UAE bank provisions rise 3.9%

Provisions made by UAE banks rose 3.89 per cent month-on-month in October even as bank loans declined marginally, data from the country’s central bank shows.
Total provisions in the region’s second largest economy increased to Dh54.1bn at the end of October, up from Dh52bn in September, data from UAE Central bank shows.
Specific provisions for bad loans were up 4.76 per cent, from Dh37.8bn in September to Dh39.6bn in October, while general provisions were up 2.1 per cent, from Dh14.2b to Dh14.5b during the same period. Loans and advances (net of provisions) by UAE banks, on the other hand, declined marginally from Dh1,038.4bn in September to Dh1037.7bn in October, data shows.
A senior economist said yesterday that the UAE’s banking system remained on sound footing, with a high level of capital adequacy ratio, which according to Central Bank data stood at 20.4 per cent of total loans in September 2010.

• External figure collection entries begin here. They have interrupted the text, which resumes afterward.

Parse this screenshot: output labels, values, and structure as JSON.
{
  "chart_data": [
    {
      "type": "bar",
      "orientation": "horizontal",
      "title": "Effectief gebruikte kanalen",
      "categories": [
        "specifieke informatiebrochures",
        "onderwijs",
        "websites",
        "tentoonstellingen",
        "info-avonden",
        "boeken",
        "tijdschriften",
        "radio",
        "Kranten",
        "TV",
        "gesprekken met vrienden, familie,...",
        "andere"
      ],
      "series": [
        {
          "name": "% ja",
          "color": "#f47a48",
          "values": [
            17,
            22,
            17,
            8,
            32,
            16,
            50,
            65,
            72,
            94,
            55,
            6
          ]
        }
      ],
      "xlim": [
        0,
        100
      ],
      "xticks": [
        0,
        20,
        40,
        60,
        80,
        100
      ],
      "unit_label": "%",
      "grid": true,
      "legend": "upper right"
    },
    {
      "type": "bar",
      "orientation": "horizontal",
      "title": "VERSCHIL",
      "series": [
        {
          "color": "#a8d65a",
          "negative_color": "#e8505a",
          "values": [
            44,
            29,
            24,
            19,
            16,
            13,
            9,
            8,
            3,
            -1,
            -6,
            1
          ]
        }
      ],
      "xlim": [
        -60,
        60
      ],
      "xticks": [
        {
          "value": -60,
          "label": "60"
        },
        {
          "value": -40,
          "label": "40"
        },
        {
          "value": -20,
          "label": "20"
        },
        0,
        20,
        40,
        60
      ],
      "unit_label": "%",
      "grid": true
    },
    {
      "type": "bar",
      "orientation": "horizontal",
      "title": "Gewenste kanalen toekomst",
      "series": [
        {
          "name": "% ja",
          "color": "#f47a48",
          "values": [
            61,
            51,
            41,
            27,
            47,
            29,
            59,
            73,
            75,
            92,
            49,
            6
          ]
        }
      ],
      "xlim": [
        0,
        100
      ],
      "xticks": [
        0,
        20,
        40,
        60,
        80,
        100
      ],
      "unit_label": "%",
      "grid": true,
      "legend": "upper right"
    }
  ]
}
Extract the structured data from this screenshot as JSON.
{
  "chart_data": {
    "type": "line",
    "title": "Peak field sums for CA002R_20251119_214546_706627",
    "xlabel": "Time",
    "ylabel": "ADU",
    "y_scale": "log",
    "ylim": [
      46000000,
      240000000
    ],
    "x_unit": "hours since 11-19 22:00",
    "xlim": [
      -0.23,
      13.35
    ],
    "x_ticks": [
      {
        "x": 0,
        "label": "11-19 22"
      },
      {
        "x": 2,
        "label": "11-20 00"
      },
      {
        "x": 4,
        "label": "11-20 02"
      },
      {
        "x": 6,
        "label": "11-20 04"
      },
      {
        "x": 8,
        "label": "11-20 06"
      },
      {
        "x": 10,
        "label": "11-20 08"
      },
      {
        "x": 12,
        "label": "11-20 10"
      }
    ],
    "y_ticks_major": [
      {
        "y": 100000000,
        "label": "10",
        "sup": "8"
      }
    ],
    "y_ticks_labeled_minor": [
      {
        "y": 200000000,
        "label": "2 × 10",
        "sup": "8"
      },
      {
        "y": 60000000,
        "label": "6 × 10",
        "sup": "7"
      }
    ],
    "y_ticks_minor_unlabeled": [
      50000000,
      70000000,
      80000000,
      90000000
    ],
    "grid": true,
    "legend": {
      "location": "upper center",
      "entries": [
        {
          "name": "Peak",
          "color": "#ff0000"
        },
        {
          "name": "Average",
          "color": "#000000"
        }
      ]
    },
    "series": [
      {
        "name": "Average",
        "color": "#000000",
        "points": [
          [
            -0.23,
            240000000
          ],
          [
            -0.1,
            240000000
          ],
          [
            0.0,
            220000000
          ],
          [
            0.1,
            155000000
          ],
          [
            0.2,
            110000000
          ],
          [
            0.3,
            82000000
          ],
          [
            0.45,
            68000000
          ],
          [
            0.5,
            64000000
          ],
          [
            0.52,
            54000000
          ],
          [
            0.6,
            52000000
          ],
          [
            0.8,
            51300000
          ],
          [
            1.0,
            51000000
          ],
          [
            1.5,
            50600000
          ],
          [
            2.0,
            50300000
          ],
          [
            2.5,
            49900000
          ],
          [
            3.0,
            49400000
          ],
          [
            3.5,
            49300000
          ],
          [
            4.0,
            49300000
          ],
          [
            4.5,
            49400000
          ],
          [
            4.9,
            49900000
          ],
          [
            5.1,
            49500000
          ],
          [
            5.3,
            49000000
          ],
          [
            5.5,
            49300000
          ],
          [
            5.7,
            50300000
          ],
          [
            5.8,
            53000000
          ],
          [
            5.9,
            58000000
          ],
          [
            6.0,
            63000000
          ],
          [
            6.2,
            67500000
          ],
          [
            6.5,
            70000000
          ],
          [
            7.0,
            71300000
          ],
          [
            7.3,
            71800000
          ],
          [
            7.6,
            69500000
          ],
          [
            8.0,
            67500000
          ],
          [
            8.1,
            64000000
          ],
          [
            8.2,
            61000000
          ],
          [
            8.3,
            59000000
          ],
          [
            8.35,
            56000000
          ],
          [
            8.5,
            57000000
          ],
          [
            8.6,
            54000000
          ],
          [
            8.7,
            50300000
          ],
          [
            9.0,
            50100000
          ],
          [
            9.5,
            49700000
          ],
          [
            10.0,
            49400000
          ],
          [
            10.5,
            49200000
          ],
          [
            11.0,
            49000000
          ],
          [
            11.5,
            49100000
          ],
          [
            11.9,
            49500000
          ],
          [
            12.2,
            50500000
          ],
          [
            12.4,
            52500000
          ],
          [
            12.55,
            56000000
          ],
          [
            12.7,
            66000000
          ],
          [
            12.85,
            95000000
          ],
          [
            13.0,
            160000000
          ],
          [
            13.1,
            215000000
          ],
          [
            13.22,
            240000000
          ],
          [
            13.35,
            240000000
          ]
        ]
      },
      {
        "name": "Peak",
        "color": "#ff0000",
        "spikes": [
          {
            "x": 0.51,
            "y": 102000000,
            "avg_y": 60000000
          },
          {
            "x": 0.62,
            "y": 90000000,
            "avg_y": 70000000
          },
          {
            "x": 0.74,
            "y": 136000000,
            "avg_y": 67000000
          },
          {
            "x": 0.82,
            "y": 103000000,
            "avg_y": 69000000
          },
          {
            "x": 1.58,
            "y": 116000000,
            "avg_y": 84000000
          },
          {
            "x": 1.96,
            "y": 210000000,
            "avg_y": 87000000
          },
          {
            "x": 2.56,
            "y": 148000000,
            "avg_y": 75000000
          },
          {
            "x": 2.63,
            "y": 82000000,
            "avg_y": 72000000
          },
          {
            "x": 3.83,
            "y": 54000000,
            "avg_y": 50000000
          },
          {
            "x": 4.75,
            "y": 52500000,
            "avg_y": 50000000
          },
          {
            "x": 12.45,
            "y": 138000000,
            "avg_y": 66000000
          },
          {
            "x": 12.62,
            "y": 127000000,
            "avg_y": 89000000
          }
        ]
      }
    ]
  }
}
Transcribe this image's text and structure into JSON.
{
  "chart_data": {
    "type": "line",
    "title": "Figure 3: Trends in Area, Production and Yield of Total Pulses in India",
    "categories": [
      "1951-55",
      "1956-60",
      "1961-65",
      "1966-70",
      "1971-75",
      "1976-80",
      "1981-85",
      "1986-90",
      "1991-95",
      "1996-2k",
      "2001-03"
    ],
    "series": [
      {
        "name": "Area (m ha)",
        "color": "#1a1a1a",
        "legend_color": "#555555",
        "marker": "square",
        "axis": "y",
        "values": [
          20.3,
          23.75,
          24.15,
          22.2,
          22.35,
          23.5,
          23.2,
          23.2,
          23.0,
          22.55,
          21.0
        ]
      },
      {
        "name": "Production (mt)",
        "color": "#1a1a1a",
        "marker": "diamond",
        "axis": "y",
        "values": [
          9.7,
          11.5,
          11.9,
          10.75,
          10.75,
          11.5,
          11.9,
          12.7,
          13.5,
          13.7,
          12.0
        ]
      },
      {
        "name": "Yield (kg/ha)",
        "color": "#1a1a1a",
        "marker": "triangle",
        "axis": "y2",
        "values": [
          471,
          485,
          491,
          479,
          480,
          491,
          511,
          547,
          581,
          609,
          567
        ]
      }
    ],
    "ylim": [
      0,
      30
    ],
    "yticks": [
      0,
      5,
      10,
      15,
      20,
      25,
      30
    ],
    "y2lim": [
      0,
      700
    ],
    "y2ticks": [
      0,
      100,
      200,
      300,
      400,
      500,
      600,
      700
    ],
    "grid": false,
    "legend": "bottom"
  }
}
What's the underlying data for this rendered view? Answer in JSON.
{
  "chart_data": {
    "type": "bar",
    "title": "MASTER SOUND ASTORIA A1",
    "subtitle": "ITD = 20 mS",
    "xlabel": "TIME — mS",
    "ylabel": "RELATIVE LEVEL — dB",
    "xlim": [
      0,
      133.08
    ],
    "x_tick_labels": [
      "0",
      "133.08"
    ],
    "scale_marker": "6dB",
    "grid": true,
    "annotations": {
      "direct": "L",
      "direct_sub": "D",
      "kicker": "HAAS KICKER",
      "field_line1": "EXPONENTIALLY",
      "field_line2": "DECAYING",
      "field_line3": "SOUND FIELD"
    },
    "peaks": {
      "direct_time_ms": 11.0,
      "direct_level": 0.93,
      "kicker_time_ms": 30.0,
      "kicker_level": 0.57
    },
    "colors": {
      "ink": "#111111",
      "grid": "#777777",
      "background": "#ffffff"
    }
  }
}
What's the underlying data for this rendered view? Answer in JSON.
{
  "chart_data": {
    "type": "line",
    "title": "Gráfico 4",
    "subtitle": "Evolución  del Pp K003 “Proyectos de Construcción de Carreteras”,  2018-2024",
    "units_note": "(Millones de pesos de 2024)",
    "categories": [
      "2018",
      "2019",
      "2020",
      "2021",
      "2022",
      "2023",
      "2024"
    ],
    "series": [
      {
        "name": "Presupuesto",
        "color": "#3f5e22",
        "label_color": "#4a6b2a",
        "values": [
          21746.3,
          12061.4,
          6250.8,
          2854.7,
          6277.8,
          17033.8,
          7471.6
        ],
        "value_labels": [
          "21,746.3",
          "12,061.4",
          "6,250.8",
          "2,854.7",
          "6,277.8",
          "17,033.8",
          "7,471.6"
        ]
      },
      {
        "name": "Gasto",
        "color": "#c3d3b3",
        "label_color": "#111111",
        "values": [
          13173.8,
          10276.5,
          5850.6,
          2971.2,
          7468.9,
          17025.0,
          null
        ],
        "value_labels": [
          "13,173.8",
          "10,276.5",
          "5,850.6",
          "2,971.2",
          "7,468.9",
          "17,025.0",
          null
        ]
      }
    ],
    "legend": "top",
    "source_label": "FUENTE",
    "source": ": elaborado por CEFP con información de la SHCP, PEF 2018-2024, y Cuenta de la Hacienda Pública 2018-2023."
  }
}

“If you look at the non-performing loans [NPLs], latest numbers show that NPLs are at 4.3 per cent of total loans. This is lower than what it was in 2005-2006, when they [NPLs] were running at 8.3 and 6.3 per cent,” Dr Nasser Al Saidi, Chief Economist at the Dubai International Financial Centre, told a media gathering yesterday.
“The greater liquidity of the banking sector – its good capitalisation – will allow it to start financing the recovery,” he emphasised. “We’ll all be seeing an increase in credit growth to the corporate sector,” Dr Saidi reckoned.
The increased level of month-on-month provisioning further shows that the country’s banks continue to take balance-sheet measures against bad loans.
Central Bank data also shows that bank deposits in the UAE have increased by 7.2 per cent in the first 10 months of this year, from Dh982.6bn at the end of 2009 to Dh1,053.8bn at the end of October 2010. Deposits rose almost 4 per cent month-on-month from Dh1,013.3bn in September 2010.
In a bid to improve transparency in the banking sector, the country’s Central Bank recently revised the basis of classification of loans and their provisioning requirements, mandating lenders to book bad loan provisions on a quarterly basis instead of waiting until the end of the year to cover bad loans.